I sat there that night wishing I could change the Affirmation of Faith already printed in the bulletin. After her sermon ended, we were back to: “Will we be faithful stewards…” How about “Will we be creative, faithful lovers…?!” How might that reading of the text, that use of liturgical language, affect how we think and live and act in relation to creation…how we think and live and act as people made in the image of God?

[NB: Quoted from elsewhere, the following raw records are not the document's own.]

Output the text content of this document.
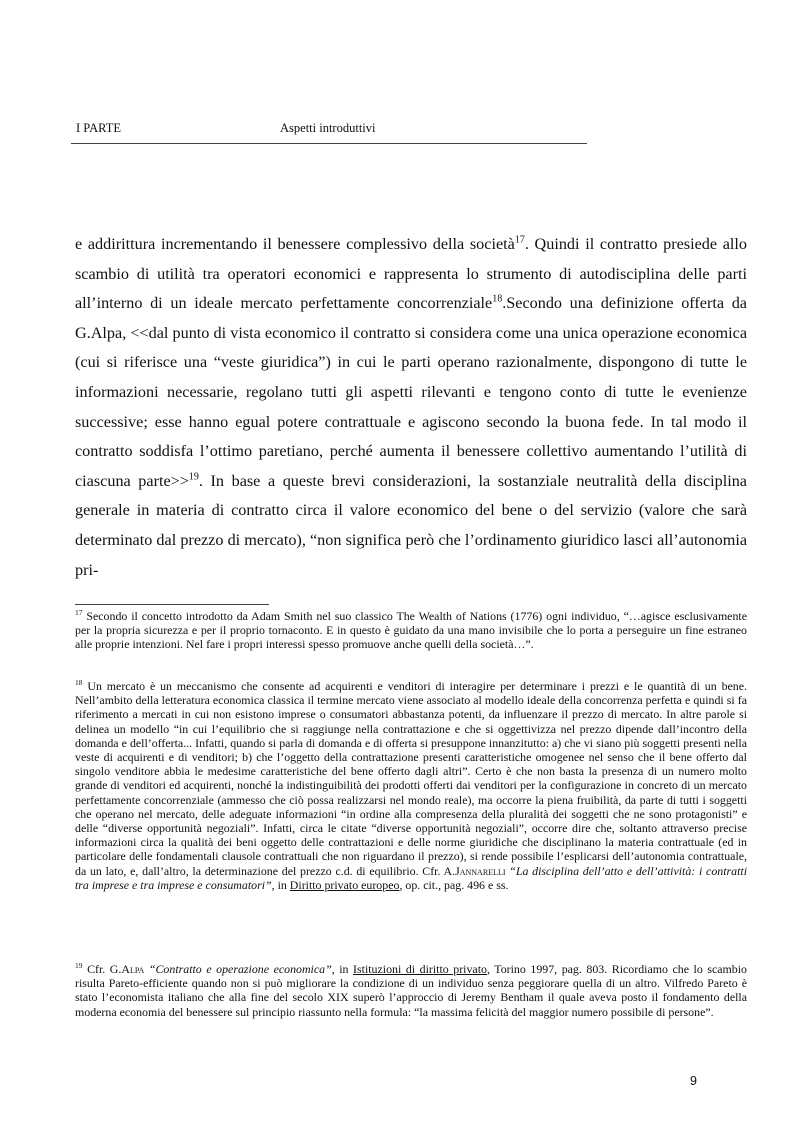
I PARTE	Aspetti introduttivi

e addirittura incrementando il benessere complessivo della società$^{17}$. Quindi il contratto presiede allo scambio di utilità tra operatori economici e rappresenta lo strumento di autodisciplina delle parti all’interno di un ideale mercato perfettamente concorrenziale$^{18}$.Secondo una definizione offerta da G.Alpa, <<dal punto di vista economico il contratto si considera come una unica operazione economica (cui si riferisce una “veste giuridica”) in cui le parti operano razionalmente, dispongono di tutte le informazioni necessarie, regolano tutti gli aspetti rilevanti e tengono conto di tutte le evenienze successive; esse hanno egual potere contrattuale e agiscono secondo la buona fede. In tal modo il contratto soddisfa l’ottimo paretiano, perché aumenta il benessere collettivo aumentando l’utilità di ciascuna parte>>$^{19}$. In base a queste brevi considerazioni, la sostanziale neutralità della disciplina generale in materia di contratto circa il valore economico del bene o del servizio (valore che sarà determinato dal prezzo di mercato), “non significa però che l’ordinamento giuridico lasci all’autonomia pri-

$^{17}$ Secondo il concetto introdotto da Adam Smith nel suo classico The Wealth of Nations (1776) ogni individuo, “…agisce esclusivamente per la propria sicurezza e per il proprio tornaconto. E in questo è guidato da una mano invisibile che lo porta a perseguire un fine estraneo alle proprie intenzioni. Nel fare i propri interessi spesso promuove anche quelli della società…”.

$^{18}$ Un mercato è un meccanismo che consente ad acquirenti e venditori di interagire per determinare i prezzi e le quantità di un bene. Nell’ambito della letteratura economica classica il termine mercato viene associato al modello ideale della concorrenza perfetta e quindi si fa riferimento a mercati in cui non esistono imprese o consumatori abbastanza potenti, da influenzare il prezzo di mercato. In altre parole si delinea un modello “in cui l’equilibrio che si raggiunge nella contrattazione e che si oggettivizza nel prezzo dipende dall’incontro della domanda e dell’offerta... Infatti, quando si parla di domanda e di offerta si presuppone innanzitutto: a) che vi siano più soggetti presenti nella veste di acquirenti e di venditori; b) che l’oggetto della contrattazione presenti caratteristiche omogenee nel senso che il bene offerto dal singolo venditore abbia le medesime caratteristiche del bene offerto dagli altri”. Certo è che non basta la presenza di un numero molto grande di venditori ed acquirenti, nonché la indistinguibilità dei prodotti offerti dai venditori per la configurazione in concreto di un mercato perfettamente concorrenziale (ammesso che ciò possa realizzarsi nel mondo reale), ma occorre la piena fruibilità, da parte di tutti i soggetti che operano nel mercato, delle adeguate informazioni “in ordine alla compresenza della pluralità dei soggetti che ne sono protagonisti” e delle “diverse opportunità negoziali”. Infatti, circa le citate “diverse opportunità negoziali”, occorre dire che, soltanto attraverso precise informazioni circa la qualità dei beni oggetto delle contrattazioni e delle norme giuridiche che disciplinano la materia contrattuale (ed in particolare delle fondamentali clausole contrattuali che non riguardano il prezzo), si rende possibile l’esplicarsi dell’autonomia contrattuale, da un lato, e, dall’altro, la determinazione del prezzo c.d. di equilibrio. Cfr. A.Jannarelli “La disciplina dell’atto e dell’attività: i contratti tra imprese e tra imprese e consumatori”, in Diritto privato europeo, op. cit., pag. 496 e ss.

$^{19}$ Cfr. G.Alpa “Contratto e operazione economica”, in Istituzioni di diritto privato, Torino 1997, pag. 803. Ricordiamo che lo scambio risulta Pareto-efficiente quando non si può migliorare la condizione di un individuo senza peggiorare quella di un altro. Vilfredo Pareto è stato l’economista italiano che alla fine del secolo XIX superò l’approccio di Jeremy Bentham il quale aveva posto il fondamento della moderna economia del benessere sul principio riassunto nella formula: “la massima felicità del maggior numero possibile di persone”.

9
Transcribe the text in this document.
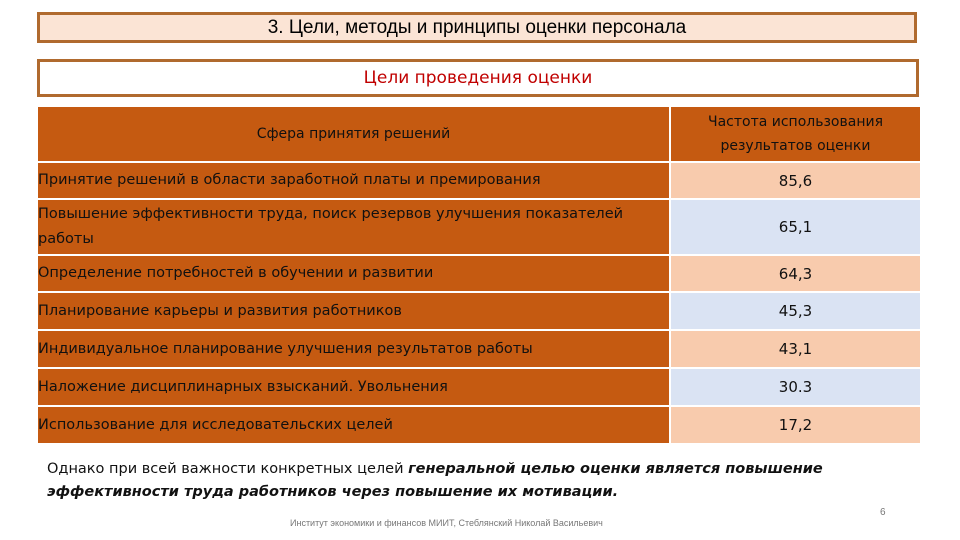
3. Цели, методы и принципы оценки персонала
Цели проведения оценки
Сфера принятия решений	Частота использования результатов оценки
Принятие решений в области заработной платы и премирования	85,6
Повышение эффективности труда, поиск резервов улучшения показателей работы	65,1
Определение потребностей в обучении и развитии	64,3
Планирование карьеры и развития работников	45,3
Индивидуальное планирование улучшения результатов работы	43,1
Наложение дисциплинарных взысканий. Увольнения	30.3
Использование для исследовательских целей	17,2
Однако при всей важности конкретных целей генеральной целью оценки является повышение эффективности труда работников через повышение их мотивации.
Институт экономики и финансов МИИТ, Стеблянский Николай Васильевич
6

So, I’ll end with an invitation that has grown out of Terrence Fretheim’s article and Barbara Brown Taylor’s sermon: Let’s move beyond a utilitarian reading of biblical texts and use of language in our worship and theological discourse in regard to creation into more creative and deeply relational ways of speaking and acting. A review of most prayers, hymns, and sermons will show that we have been far too comfortable and content to be stewards rather than lovers of creation, made in the divine image, committed to love as God loves what God loves. As Fretheim has so engagingly shown, God seems to believe that such sharing of power and interdependence in love is worth all the attendant risks because the creative capacities of creatures, and the genuine engagement of human beings in moving the world toward its fullest potential, can be so beautiful.

Questions for Reflection

  1. In what ways do/could we, who are made in God’s image, share power with nonhumans in creation?
  2. Discuss the phrases “stewards of creation” and “stewardship of the earth.” What are the strengths of the language of “stewardship” in relation to our role in creation? What are its weaknesses? What other relational language do you find most helpful?
  3. Below are some hymns that may be found in your hymnal. As you read these hymns texts, what understanding of God is conveyed in relation to creation? How are human beings described in relation to creation? “All Creatures of Our God and King”

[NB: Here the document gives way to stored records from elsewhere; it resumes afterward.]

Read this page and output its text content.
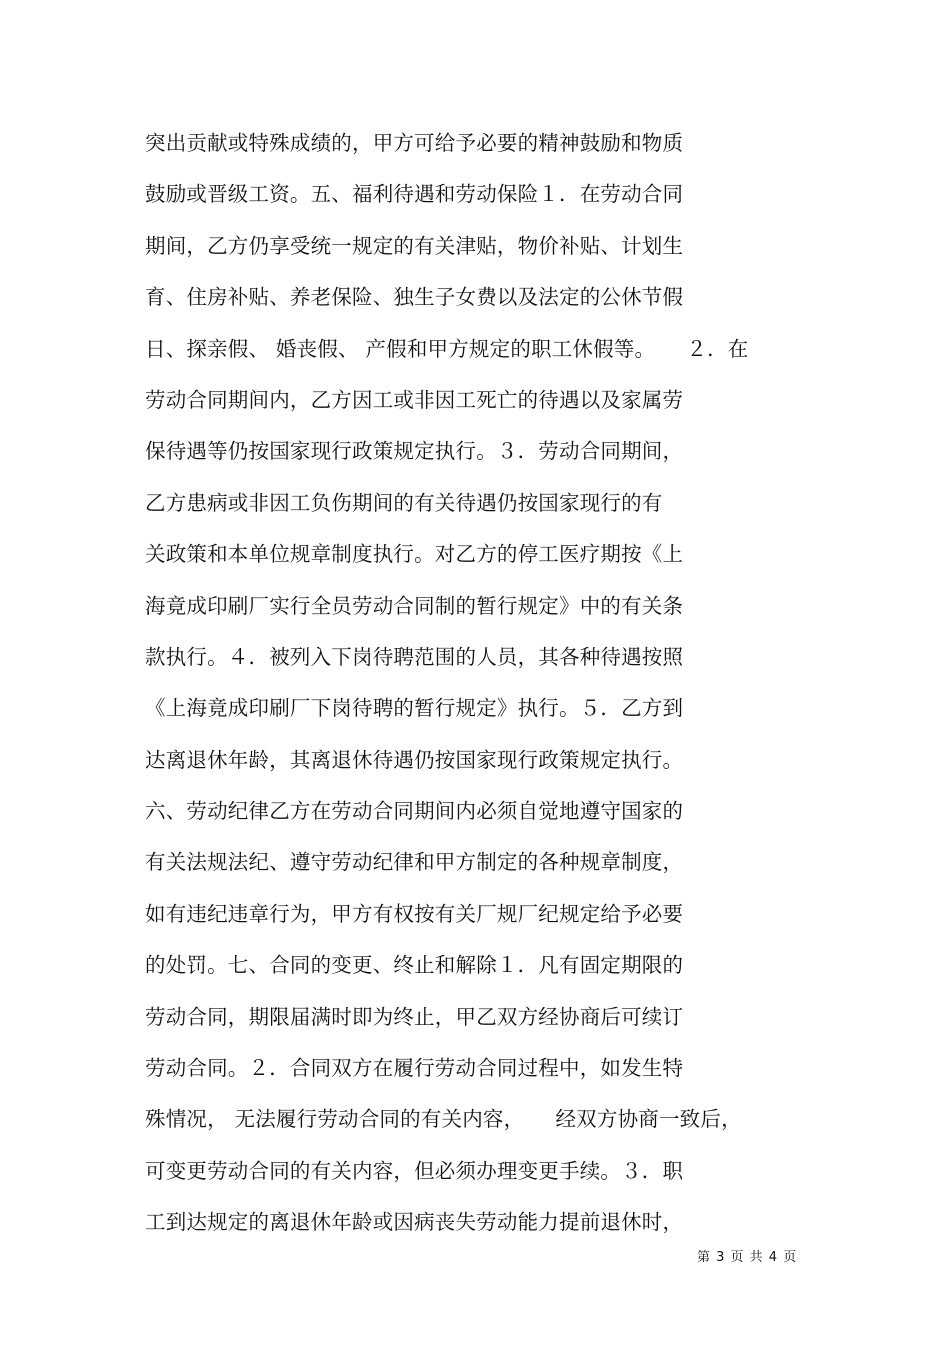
突出贡献或特殊成绩的，甲方可给予必要的精神鼓励和物质
鼓励或晋级工资。五、福利待遇和劳动保险１．在劳动合同
期间，乙方仍享受统一规定的有关津贴，物价补贴、计划生
育、住房补贴、养老保险、独生子女费以及法定的公休节假
日、探亲假、 婚丧假、 产假和甲方规定的职工休假等。　　２．在
劳动合同期间内，乙方因工或非因工死亡的待遇以及家属劳
保待遇等仍按国家现行政策规定执行。３．劳动合同期间，
乙方患病或非因工负伤期间的有关待遇仍按国家现行的有
关政策和本单位规章制度执行。对乙方的停工医疗期按《上
海竟成印刷厂实行全员劳动合同制的暂行规定》中的有关条
款执行。４．被列入下岗待聘范围的人员，其各种待遇按照
《上海竟成印刷厂下岗待聘的暂行规定》执行。５．乙方到
达离退休年龄，其离退休待遇仍按国家现行政策规定执行。
六、劳动纪律乙方在劳动合同期间内必须自觉地遵守国家的
有关法规法纪、遵守劳动纪律和甲方制定的各种规章制度，
如有违纪违章行为，甲方有权按有关厂规厂纪规定给予必要
的处罚。七、合同的变更、终止和解除１．凡有固定期限的
劳动合同，期限届满时即为终止，甲乙双方经协商后可续订
劳动合同。２．合同双方在履行劳动合同过程中，如发生特
殊情况， 无法履行劳动合同的有关内容，　　经双方协商一致后，
可变更劳动合同的有关内容，但必须办理变更手续。３．职
工到达规定的离退休年龄或因病丧失劳动能力提前退休时，
第 3 页 共 4 页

    “All Beautiful the March of Days”
    “For the Fruit of All Creation”
    “I Sing the Mighty Power of God”
    “God, Who Stretched the Spangled Heavens”
    “O Lord of Every Shining Constellation”
    “We Plow the fields and Scatter”
    “Thank You, God, for Water, Soil, and Air”
    “Let All Things Now Living”
    “We Give Thee but Thine Own”

 

[i] Shirley C. Guthrie, Christian Doctrine, Revised Edition. (Louisville, Kentucky: Westminster/John Knox Press, 1994), 153—in a description of theism.

[ii] James Weldon Johnson, God’s Trombones (New York: Penguin Books, 1969), 17.

[iii] On this detail, I am indebted to the sermon Barbara Brown Taylor preached, “The Dominion of Love,” for the Opening Worship Service during the Colloquium on “The Word for a Warming World.”

[iv] These remarks are from the sermon noted above by Barbara Brown Taylor, “The Dominion of Love.”